6 thoughts on “Mathematics: discipline of pedagogically impared idiot savants.

  1. Heh, thanks… I am glad my ranting was pleasant; I tried for an amusing vibe. I swear, I’ve never met a culture so beholden to the fashions of 17th-century auteurs.

  2. It almost hurt my feelings but I actually agree with much of what you had to say. My personal rants would include ripping up how we’re taught arithmetic in grade school (for how many years?) and how calculus is taught to everyone more out of dogma than any real usefulness. (Well I guess there’s money to be made selling those atroicious 1000+ page piece of crap textbooks. Apparently James Stewart has 80% of the market share.) Terrible shame that we can’t do something more interesting, more useful, or more beautiful.

    It’s actually really sad that it’s taught the way it is, since mathematics at its best is thought provoking, inexhaustible and gorgeous. And it saddens those of us with passion for the subject to see idiot pedagogy earn its almost universal distrust and even contempt.

    -M@

  3. I’m sorry, Matt – I was really pissed at my Calculus class and I should have constrained my critique to that. Certainly all mathematics isn’t this bad, and all professional disciplines have their own jargon.

    The thing that gets me is most of the disciplines I’m interested in have rapidly changed their terminology and verbiage to suit the demand – not always to good effect (viz 10k inscrutable names for genes). Calculus is like legacy memeware in math – it’s been around so long people have just gotten used to how wierd it is.

    My hope is that Divine Proportions rekindles my interest in calculus, and that my teaching continues to show me how hard it is to talk to people in their ‘native’ tongue.

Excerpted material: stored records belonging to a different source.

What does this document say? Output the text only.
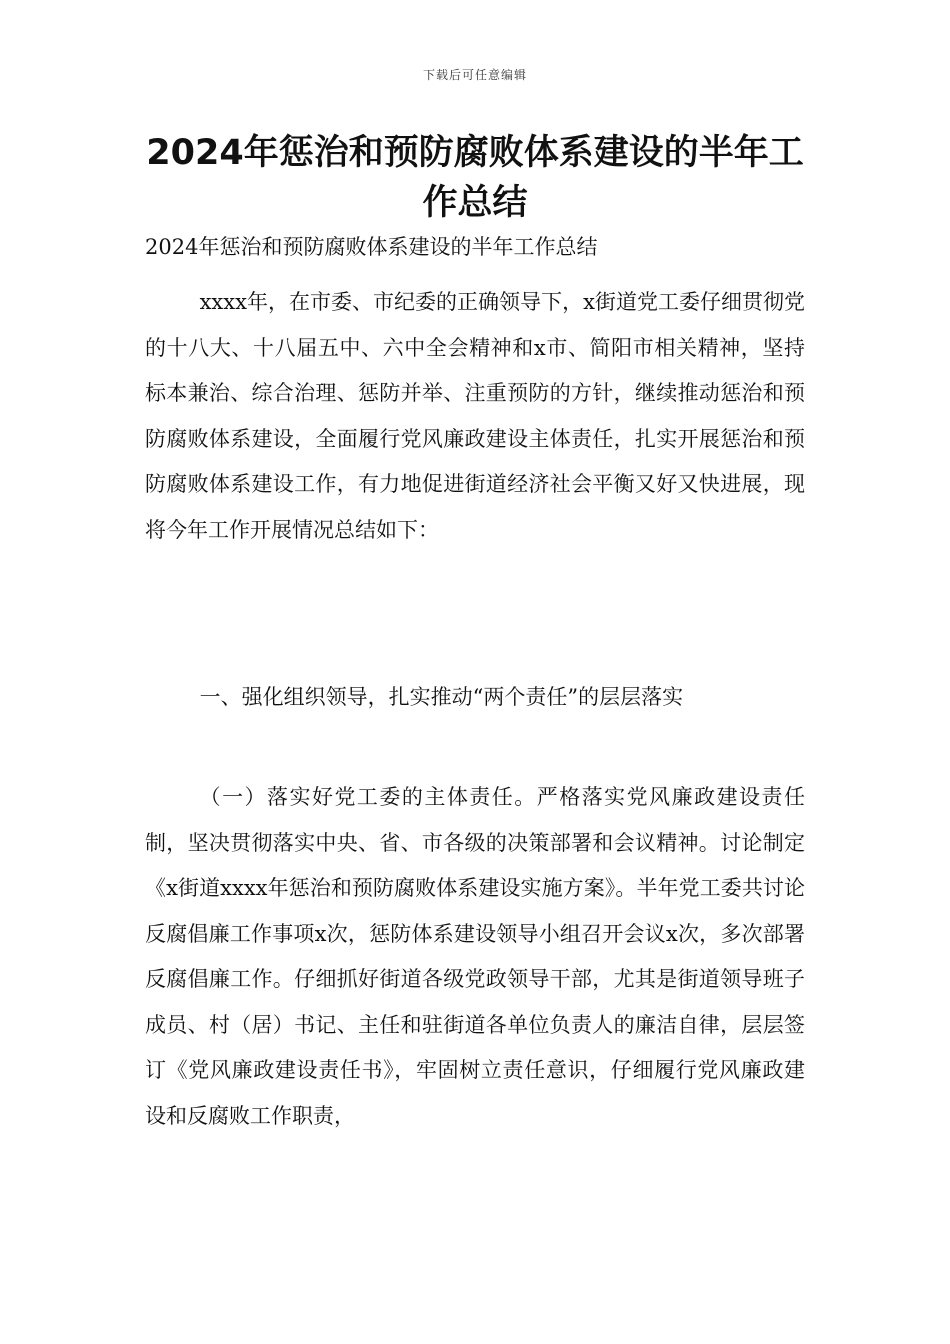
下载后可任意编辑
2024年惩治和预防腐败体系建设的半年工作总结

2024年惩治和预防腐败体系建设的半年工作总结

xxxx年，在市委、市纪委的正确领导下，x街道党工委仔细贯彻党的十八大、十八届五中、六中全会精神和x市、简阳市相关精神，坚持标本兼治、综合治理、惩防并举、注重预防的方针，继续推动惩治和预防腐败体系建设，全面履行党风廉政建设主体责任，扎实开展惩治和预防腐败体系建设工作，有力地促进街道经济社会平衡又好又快进展，现将今年工作开展情况总结如下：

一、强化组织领导，扎实推动“两个责任”的层层落实

（一）落实好党工委的主体责任。严格落实党风廉政建设责任制，坚决贯彻落实中央、省、市各级的决策部署和会议精神。讨论制定《x街道xxxx年惩治和预防腐败体系建设实施方案》。半年党工委共讨论反腐倡廉工作事项x次，惩防体系建设领导小组召开会议x次，多次部署反腐倡廉工作。仔细抓好街道各级党政领导干部，尤其是街道领导班子成员、村（居）书记、主任和驻街道各单位负责人的廉洁自律，层层签订《党风廉政建设责任书》，牢固树立责任意识，仔细履行党风廉政建设和反腐败工作职责，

    In the meantime, I’m pursuing a graph-theory directed study, on account of needing to know more about the properties of dynamic graphs.

  4. Hey, you may or may not use this “crap”, but you can say that you know how to do it. It makes you a more rounded person and a step ahead of all those people who think they are to good to learn somthing they may not use. Your a better person for taking calculus. Calculus is a must in physics, chemistry and other areas of the world. Thats where you make the big bucks.